Clinical Division and Laboratory of Intensive Care Medicine, Department of Cellular and Molecular Medicine, KU Leuven, Herestraat 49, 3000, Leuven, Belgium.
Medical Intensive Care Unit, Department of General Internal Medicine, UZ Leuven, Leuven, Belgium.
Intensive Care Med. 2018 Dec;44(12):2048-2058. doi: 10.1007/s00134-018-5427-y. Epub 2018 Oct 29.
Low plasma ACTH in critically ill patients may be explained by shock/inflammation-induced hypothalamus-pituitary damage or by feedback inhibition exerted by elevated plasma free cortisol. One can expect augmented/prolonged ACTH-responses to CRH injection with hypothalamic damage, immediately suppressed responses with pituitary damage, and delayed decreased responses in prolonged critical illness with feedback inhibition.
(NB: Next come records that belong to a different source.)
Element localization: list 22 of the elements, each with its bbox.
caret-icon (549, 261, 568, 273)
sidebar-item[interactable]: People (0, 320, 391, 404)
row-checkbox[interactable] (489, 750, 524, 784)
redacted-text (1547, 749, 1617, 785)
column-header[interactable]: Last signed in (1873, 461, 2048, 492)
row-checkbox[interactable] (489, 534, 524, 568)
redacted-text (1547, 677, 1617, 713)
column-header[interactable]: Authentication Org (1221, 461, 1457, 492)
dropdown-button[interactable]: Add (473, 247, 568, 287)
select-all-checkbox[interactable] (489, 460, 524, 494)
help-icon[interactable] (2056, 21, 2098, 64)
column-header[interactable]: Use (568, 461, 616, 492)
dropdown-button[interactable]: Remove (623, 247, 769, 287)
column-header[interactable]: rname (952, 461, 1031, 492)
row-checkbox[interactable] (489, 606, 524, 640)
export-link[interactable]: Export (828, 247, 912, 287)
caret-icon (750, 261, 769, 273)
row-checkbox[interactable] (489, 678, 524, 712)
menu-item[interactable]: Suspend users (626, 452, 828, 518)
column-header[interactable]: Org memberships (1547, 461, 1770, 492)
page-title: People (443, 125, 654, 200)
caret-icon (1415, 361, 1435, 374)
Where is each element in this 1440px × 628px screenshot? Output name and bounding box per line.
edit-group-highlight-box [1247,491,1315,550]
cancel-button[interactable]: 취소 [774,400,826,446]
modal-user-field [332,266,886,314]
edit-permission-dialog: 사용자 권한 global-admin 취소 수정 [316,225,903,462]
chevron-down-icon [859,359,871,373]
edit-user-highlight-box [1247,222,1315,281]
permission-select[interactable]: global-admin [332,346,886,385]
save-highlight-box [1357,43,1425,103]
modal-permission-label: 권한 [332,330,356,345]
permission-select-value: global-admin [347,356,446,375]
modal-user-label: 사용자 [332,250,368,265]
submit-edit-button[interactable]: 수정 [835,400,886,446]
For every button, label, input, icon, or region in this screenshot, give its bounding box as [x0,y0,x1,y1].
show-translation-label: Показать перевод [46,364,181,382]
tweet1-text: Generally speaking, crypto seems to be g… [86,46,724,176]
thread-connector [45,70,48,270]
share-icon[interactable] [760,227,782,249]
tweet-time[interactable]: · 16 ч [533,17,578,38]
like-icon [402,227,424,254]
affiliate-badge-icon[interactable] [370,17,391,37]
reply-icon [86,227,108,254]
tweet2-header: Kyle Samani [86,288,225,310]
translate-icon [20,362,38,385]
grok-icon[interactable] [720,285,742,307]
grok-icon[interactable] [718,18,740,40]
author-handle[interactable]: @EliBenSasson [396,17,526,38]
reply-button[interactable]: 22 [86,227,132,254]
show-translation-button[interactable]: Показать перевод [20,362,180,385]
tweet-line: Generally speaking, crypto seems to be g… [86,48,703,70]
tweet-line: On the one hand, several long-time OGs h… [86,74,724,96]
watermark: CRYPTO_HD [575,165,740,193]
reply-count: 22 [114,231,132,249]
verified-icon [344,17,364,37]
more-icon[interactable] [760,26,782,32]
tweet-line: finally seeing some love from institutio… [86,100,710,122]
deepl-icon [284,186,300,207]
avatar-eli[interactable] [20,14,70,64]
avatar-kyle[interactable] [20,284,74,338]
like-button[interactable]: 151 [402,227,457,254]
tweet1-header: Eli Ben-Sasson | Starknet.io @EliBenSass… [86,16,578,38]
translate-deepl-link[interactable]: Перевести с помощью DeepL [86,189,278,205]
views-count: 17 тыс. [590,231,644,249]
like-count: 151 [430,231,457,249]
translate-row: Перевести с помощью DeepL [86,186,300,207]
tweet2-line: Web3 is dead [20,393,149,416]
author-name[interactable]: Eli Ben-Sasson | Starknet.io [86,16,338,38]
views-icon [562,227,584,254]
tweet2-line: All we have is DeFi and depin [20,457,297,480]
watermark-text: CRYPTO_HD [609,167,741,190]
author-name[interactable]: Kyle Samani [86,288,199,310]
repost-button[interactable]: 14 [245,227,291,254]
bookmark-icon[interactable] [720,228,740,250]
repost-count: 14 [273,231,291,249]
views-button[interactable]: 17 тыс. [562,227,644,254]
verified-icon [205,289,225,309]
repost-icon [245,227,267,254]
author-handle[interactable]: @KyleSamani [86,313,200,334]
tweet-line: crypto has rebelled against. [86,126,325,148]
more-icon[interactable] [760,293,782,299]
This randomized, double-blind, placebo-controlled crossover cohort study, compared ACTH responses to 100 µg IV CRH and placebo in 3 cohorts of 40 matched patients in the acute (ICU-day 3-6), subacute (ICU-day 7-16) or prolonged phase (ICU-day 17-28) of critical illness, with 20 demographically matched healthy subjects. CRH or placebo was injected in random order on two consecutive days. Blood was sampled repeatedly over 135 min and AUC responses to placebo were subtracted from those to CRH.
Patients had normal mean ± SEM plasma ACTH concentrations (25.5 ± 1.6 versus 24.8 ± 3.6 pg/ml in healthy subjects, P = 0.54) but elevated free cortisol concentrations (3.11 ± 0.27 versus 0.58 ± 0.05 µg/dl in healthy subjects, P < 0.0001). The order of the CRH/placebo injections did not affect the ACTH responses, hence results were pooled. Patients in the acute phase of illness had normal mean ± SEM ACTH responses (5149 ± 848 pg/mL min versus 4120 ± 688 pg/mL min in healthy subjects; P = 0.77), whereas those in the subacute (2333 ± 387 pg/mL min, P = 0.01) and prolonged phases (2441 ± 685 pg/mL min, P = 0.001) were low, irrespective of sepsis/septic shock or risk of death.
Suppressed ACTH responses to CRH in the more prolonged phases, but not acute phase, of critical illness are compatible with feedback inhibition exerted by elevated free cortisol, rather than by cellular damage to hypothalamus and/or pituitary.
危重病患者低血浆 ACTH 可能是由休克/炎症引起的下丘脑-垂体损伤引起的,也可能是由升高的血浆游离皮质醇引起的反馈抑制引起的。人们可以预期,在下丘脑损伤时,CRH 注射后的 ACTH 反应会增强/延长,垂体损伤时反应会立即受到抑制,而在长时间的危重病期间反馈抑制时,反应会延迟减少。
这项随机、双盲、安慰剂对照的交叉队列研究,比较了 3 组 40 例匹配患者(急性组[ICU 第 3-6 天]、亚急性组[ICU 第 7-16 天]或慢性期[ICU 第 17-28 天])在急性(ICU 第 3-6 天)、亚急性(ICU 第 7-16 天)或慢性期(ICU 第 17-28 天)中对 100µg IV CRH 和安慰剂的 ACTH 反应,每组 40 例,并与 20 名年龄匹配的健康受试者进行了比较。CRH 或安慰剂以随机顺序连续两天注射。在 135 分钟内多次取样,并从 CRH 的反应中减去安慰剂的 AUC 反应。
患者的平均 ACTH 浓度(25.5±1.6 pg/ml 与健康受试者的 24.8±3.6 pg/ml,P=0.54)正常,但游离皮质醇浓度升高(3.11±0.27 µg/dl 与健康受试者的 0.58±0.05 µg/dl,P<0.0001)。CRH/安慰剂注射的顺序不影响 ACTH 反应,因此结果被汇总。急性疾病患者的平均 ACTH 反应正常(5149±848 pg/ml·min 与健康受试者的 4120±688 pg/ml·min;P=0.77),而亚急性(2333±387 pg/ml·min,P=0.01)和慢性期(2441±685 pg/ml·min,P=0.001)患者的反应较低,无论是否存在脓毒症/脓毒性休克或死亡风险。
在危重病的更长阶段而不是急性期,CRH 对 ACTH 的反应受到抑制,这与升高的游离皮质醇引起的反馈抑制一致,而不是与下丘脑和/或垂体的细胞损伤一致。